“Paternal Leave will make you want to call home and see your loved ones if you haven’t in a while.”

After a fight with her mom, 15-year-old Leo flees her German home to track down the father she has never known. He turns out to be an Italian surfing coach who lives in a boarded-up beach cafe in Marina Romea, a village in the northern Italian region of Emilia Romagna on the Adriatic Sea. It’s winter in this small seaside town and like any such place during the off-season it’s squalid, cold, and grey. Yet out of this simple plot there emerges a grand narrative worthy of Neptune.
The success of this little-film-that-could is mostly due to its amazing casting and a great DoP. The central duo are played by Juli Grabenhenrich as Leo, a force of nature in her first on-screen role, and Italian movie and TV star Luca Marinelli (Martin Eden, Mussolini: Son of the Century, The Eight Mountains), who plays Leo’s father Paolo as an everyman we wish could be in our everyday lives. Forget his looks (in itself nearly an impossible feat), Marinelli is an actor who turns any part into a memorable one. He is utterly believable as the misguided, Peter Pan semi-failure that Paolo is meant to be.
But perhaps being judgmental here isn’t the right thing to do, since the film’s writer and director Alissa Jung, best known to German audiences as a successful TV actress, never turns a critical eye to her characters. Least of all to Paolo, who juggles life as best he can and still tries to live by his Zen principles. It doesn’t hurt that Jung is married to Marinelli and in Paternal Leave she lets us discover the actor’s most tender side, a side we can imagine is normally only witnessed by his closest family, and ends up making the film just that little bit more special.
Leo’s part is also a tour de force. She comes out, metaphorically, battling and kicking like a wild colt, and is relentless in demanding what she needs, even when she realizes that Paolo can never be the dad that was missing from her life for 15 years. Paolo had a summer fling with her mom, though he insists at one point when arguing with Leo that it was more than that. He now has another little girl with a local woman, and is trying not to repeat the errors of his past – but is already falling into the same traps, a sad knuckle-biting experience to watch.
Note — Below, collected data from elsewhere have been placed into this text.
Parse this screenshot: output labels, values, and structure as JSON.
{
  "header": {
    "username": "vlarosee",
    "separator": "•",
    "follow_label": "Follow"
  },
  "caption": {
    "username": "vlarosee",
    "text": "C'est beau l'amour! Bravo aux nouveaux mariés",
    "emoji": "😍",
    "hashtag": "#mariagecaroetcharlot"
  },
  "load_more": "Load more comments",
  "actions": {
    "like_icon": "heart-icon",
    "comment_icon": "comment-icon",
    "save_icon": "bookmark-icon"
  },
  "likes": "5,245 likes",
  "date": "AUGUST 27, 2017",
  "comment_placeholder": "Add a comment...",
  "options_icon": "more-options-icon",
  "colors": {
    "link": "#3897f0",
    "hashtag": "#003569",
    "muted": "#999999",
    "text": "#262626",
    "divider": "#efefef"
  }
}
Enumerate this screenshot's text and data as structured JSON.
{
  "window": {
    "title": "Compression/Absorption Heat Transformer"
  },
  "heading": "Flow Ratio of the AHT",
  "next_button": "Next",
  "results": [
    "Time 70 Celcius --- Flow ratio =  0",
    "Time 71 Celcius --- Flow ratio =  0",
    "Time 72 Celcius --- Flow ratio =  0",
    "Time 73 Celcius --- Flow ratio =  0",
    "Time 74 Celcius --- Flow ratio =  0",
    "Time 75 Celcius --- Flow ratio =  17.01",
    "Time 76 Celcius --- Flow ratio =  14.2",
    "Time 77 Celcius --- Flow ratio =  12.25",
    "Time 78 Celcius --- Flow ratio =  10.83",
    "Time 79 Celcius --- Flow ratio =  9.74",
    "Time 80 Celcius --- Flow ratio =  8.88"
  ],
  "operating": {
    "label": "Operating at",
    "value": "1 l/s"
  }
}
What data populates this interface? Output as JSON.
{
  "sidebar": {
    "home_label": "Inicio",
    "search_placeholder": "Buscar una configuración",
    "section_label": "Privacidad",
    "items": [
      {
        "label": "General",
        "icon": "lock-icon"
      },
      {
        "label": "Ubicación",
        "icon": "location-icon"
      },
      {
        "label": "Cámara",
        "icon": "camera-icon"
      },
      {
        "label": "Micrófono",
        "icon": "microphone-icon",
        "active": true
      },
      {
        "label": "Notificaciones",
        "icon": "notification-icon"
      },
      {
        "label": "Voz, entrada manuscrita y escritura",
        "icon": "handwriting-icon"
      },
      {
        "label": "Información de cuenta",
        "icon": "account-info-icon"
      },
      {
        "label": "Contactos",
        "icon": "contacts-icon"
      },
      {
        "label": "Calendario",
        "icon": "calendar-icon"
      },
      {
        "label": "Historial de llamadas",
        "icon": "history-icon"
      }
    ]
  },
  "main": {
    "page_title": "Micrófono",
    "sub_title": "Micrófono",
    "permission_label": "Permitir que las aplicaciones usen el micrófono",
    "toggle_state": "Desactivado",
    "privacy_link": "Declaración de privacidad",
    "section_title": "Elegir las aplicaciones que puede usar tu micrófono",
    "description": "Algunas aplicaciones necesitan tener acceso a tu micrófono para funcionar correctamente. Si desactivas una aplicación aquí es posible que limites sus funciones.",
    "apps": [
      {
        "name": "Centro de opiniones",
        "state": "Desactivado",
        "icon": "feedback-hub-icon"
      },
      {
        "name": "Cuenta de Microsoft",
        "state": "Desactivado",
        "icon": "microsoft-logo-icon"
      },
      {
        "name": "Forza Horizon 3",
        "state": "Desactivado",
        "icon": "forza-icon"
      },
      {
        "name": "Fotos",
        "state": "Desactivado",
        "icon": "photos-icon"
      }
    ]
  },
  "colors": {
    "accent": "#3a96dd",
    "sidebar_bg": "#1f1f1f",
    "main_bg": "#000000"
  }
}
But back to Leo and Paolo. One speaks German when she’s mad, the other yells in Italian when he’s at the end of his rope, and yet these two understand each other deeply, because the way Jung has written their roles makes them eerily similar in nature, down to the way they fight and make up. As an audience it is a pleasure to be a fly on the wall of their arguments, and even if the finale may seem predictable, it’s still a bated-breath wait to find out if our hunch is true.
The supporting cast includes Italian character actors Arturo Gabbriellini, Joy Falletti Cardillo, and Gaia Rinaldi, all noteworthy for their great performances. And perhaps an added character is the town itself, with its endless sand dunes and wind, intermittent fog, grey skies and salty air – an Italian everytown to go with Paolo’s Italian everyman. Another layer of quality is added by Austrian DoP Carolina Steinbrecher, whose cinematography gets us into those sand dunes of a coastal town left overwhelmed by beach erosion, and into the interiors of the run-down bar and the old van which are essentially Paolo’s home. The camera even follows Leo and Paolo as they go surfing on the frigid sea and later as they watch the flamingo colonies that inhabit the Po Delta.
Paternal Leave will make you want to call home and see your loved ones if you haven’t in a while. For this writer, it made me wish I could have talked to my father more while he was still alive, and perhaps I too could have discovered the deeper nuances of a man who became a dad without yet having discovered the man within himself. Just writing about the film makes me want to watch it again, as its rhythm and the poetry of its message are simply and beautifully overwhelming.